Sara Anderson and Anne Powers of the Erickson Institute were part of a panel discussion at the recent Neighborhood Parents Network’s Developmental Differences Resource Fair  They discussed what to do once your child has a diagnosis, and what kind of services might be available to help them.

Anderson says everyone responds differently after a diagnosis is made and any reaction is appropriate; common reactions range from relief to surprise, worry and fear.

“You might worry about what your child’s needs will be and what it will mean for the future,” she says. “It will change your perspective about everything.”

She says it is something that will impact the entire family, and different family members will have unique reactions. But it’s important to talk to family members about the diagnosis, what the child’s needs and family’s needs will be, and acknowledge their feelings and provide each other with support.

“It’s also important to connect with friends who can support you and you can vent with,” she says. “It’s also important to meet other parents who are going on the same journey you are.”
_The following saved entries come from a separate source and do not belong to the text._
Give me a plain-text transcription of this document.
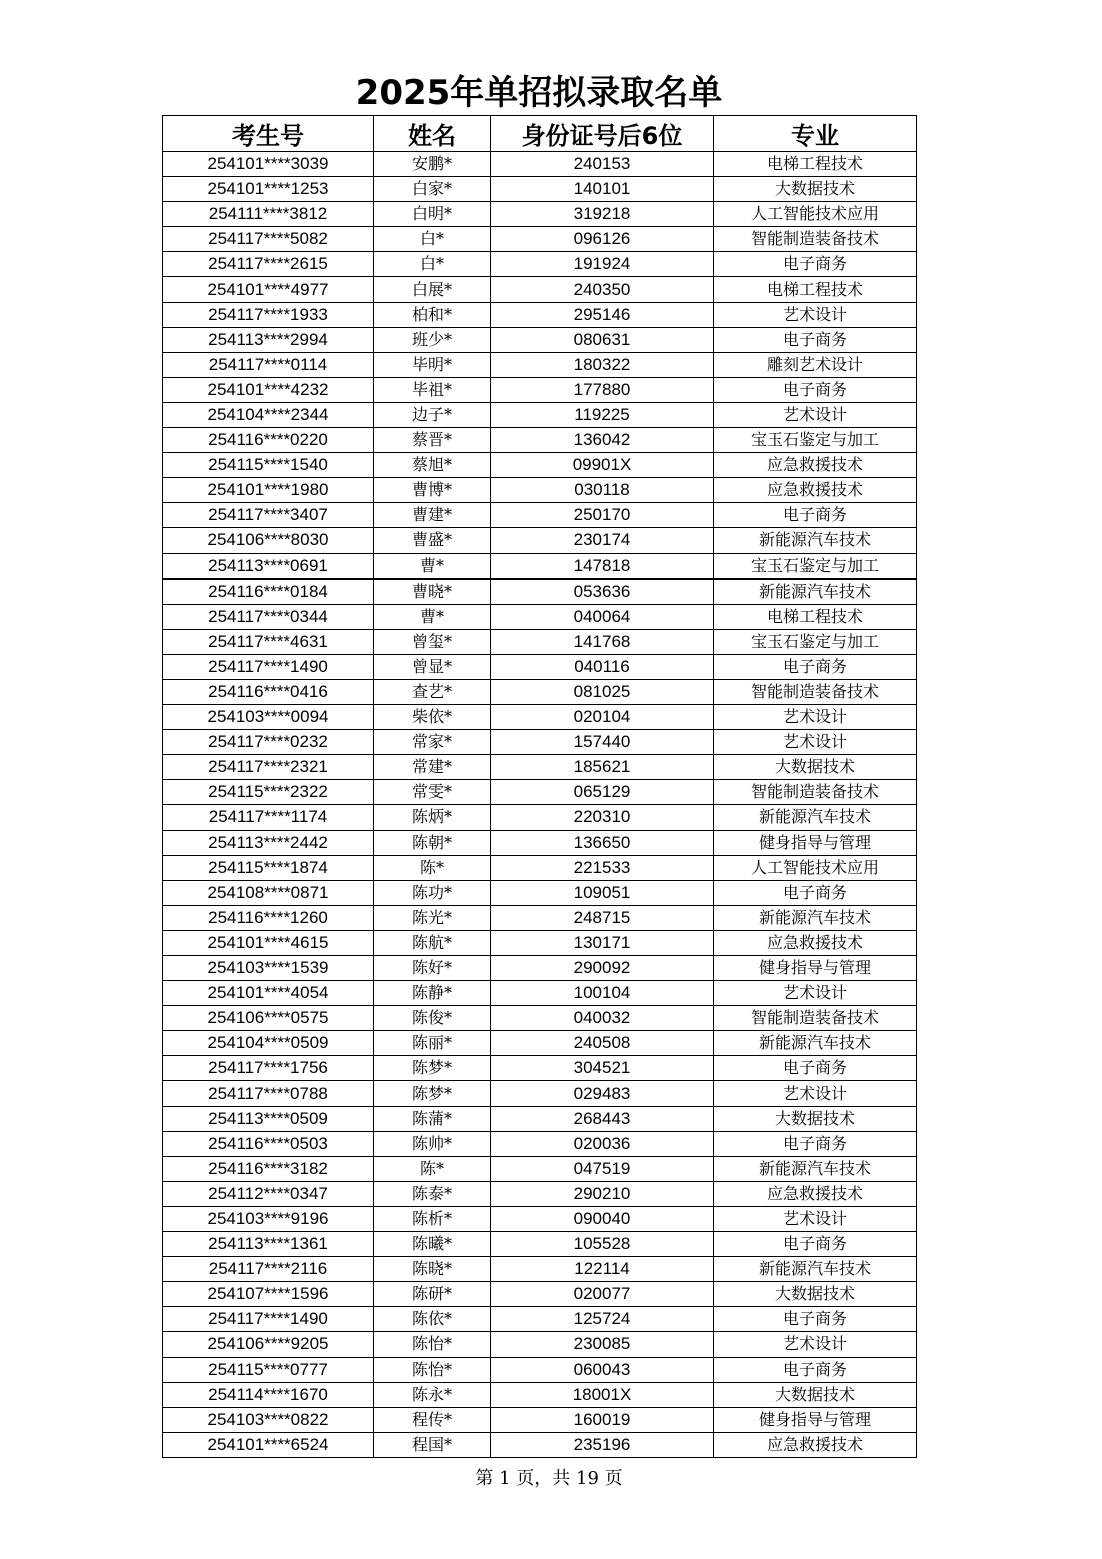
2025年单招拟录取名单
考生号	姓名	身份证号后6位	专业
254101****3039	安鹏*	240153	电梯工程技术
254101****1253	白家*	140101	大数据技术
254111****3812	白明*	319218	人工智能技术应用
254117****5082	白*	096126	智能制造装备技术
254117****2615	白*	191924	电子商务
254101****4977	白展*	240350	电梯工程技术
254117****1933	柏和*	295146	艺术设计
254113****2994	班少*	080631	电子商务
254117****0114	毕明*	180322	雕刻艺术设计
254101****4232	毕祖*	177880	电子商务
254104****2344	边子*	119225	艺术设计
254116****0220	蔡晋*	136042	宝玉石鉴定与加工
254115****1540	蔡旭*	09901X	应急救援技术
254101****1980	曹博*	030118	应急救援技术
254117****3407	曹建*	250170	电子商务
254106****8030	曹盛*	230174	新能源汽车技术
254113****0691	曹*	147818	宝玉石鉴定与加工
254116****0184	曹晓*	053636	新能源汽车技术
254117****0344	曹*	040064	电梯工程技术
254117****4631	曾玺*	141768	宝玉石鉴定与加工
254117****1490	曾显*	040116	电子商务
254116****0416	查艺*	081025	智能制造装备技术
254103****0094	柴依*	020104	艺术设计
254117****0232	常家*	157440	艺术设计
254117****2321	常建*	185621	大数据技术
254115****2322	常雯*	065129	智能制造装备技术
254117****1174	陈炳*	220310	新能源汽车技术
254113****2442	陈朝*	136650	健身指导与管理
254115****1874	陈*	221533	人工智能技术应用
254108****0871	陈功*	109051	电子商务
254116****1260	陈光*	248715	新能源汽车技术
254101****4615	陈航*	130171	应急救援技术
254103****1539	陈好*	290092	健身指导与管理
254101****4054	陈静*	100104	艺术设计
254106****0575	陈俊*	040032	智能制造装备技术
254104****0509	陈丽*	240508	新能源汽车技术
254117****1756	陈梦*	304521	电子商务
254117****0788	陈梦*	029483	艺术设计
254113****0509	陈蒲*	268443	大数据技术
254116****0503	陈帅*	020036	电子商务
254116****3182	陈*	047519	新能源汽车技术
254112****0347	陈泰*	290210	应急救援技术
254103****9196	陈析*	090040	艺术设计
254113****1361	陈曦*	105528	电子商务
254117****2116	陈晓*	122114	新能源汽车技术
254107****1596	陈研*	020077	大数据技术
254117****1490	陈依*	125724	电子商务
254106****9205	陈怡*	230085	艺术设计
254115****0777	陈怡*	060043	电子商务
254114****1670	陈永*	18001X	大数据技术
254103****0822	程传*	160019	健身指导与管理
254101****6524	程国*	235196	应急救援技术
第 1 页，共 19 页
Remember to do things for yourself and take care of your own feelings and needs.

Once you have begun to process your emotions and your needs, it’s important to realize you are your child’s advocate and need to be aware of their legal rights. Make sure you have everything in writing and stay organized with all the paperwork, she says.

Powers says once you get your child’s assessment report, you should read it and check it for accuracy. Make sure you write down your thoughts about it, and if necessary, call the assessment team coordinator to discuss any questions or concerns you might have. The document can usually be modified or an addendum can be added so your feelings can be addressed, she says.

The assessment report might recommend specific therapies. There are a wide array of therapies usually available so it is important to make sure you understand all of the options.

Anderson says it is important to remember that you know your child the best and know what expectations are realistic for your family and your needs.

“You are in the driver’s seat,” she says. Ask questions about where the therapy is located, how often it is offered, if it’s for a set amount of time or an ongoing therapy, and whether it is covered by insurance.

“It’s important for you to understand and make an informed decision,” she says.

Other questions might include what the philosophy of the therapy is: is it a play-based therapy, a relationship-based therapy or even a behavior-based therapy? It’s also important to understand what the expectations are for you as the caregiver, including whether you are expected to attend therapy and whether it is during school or after school hours.

It is also important to prepare your child. Try to describe as much as possible what the therapy will be like.

“Remember, it is a process and not a product,” Anderson says. “Things will change, progress and regress. There are different challenges and successes along the development journey.”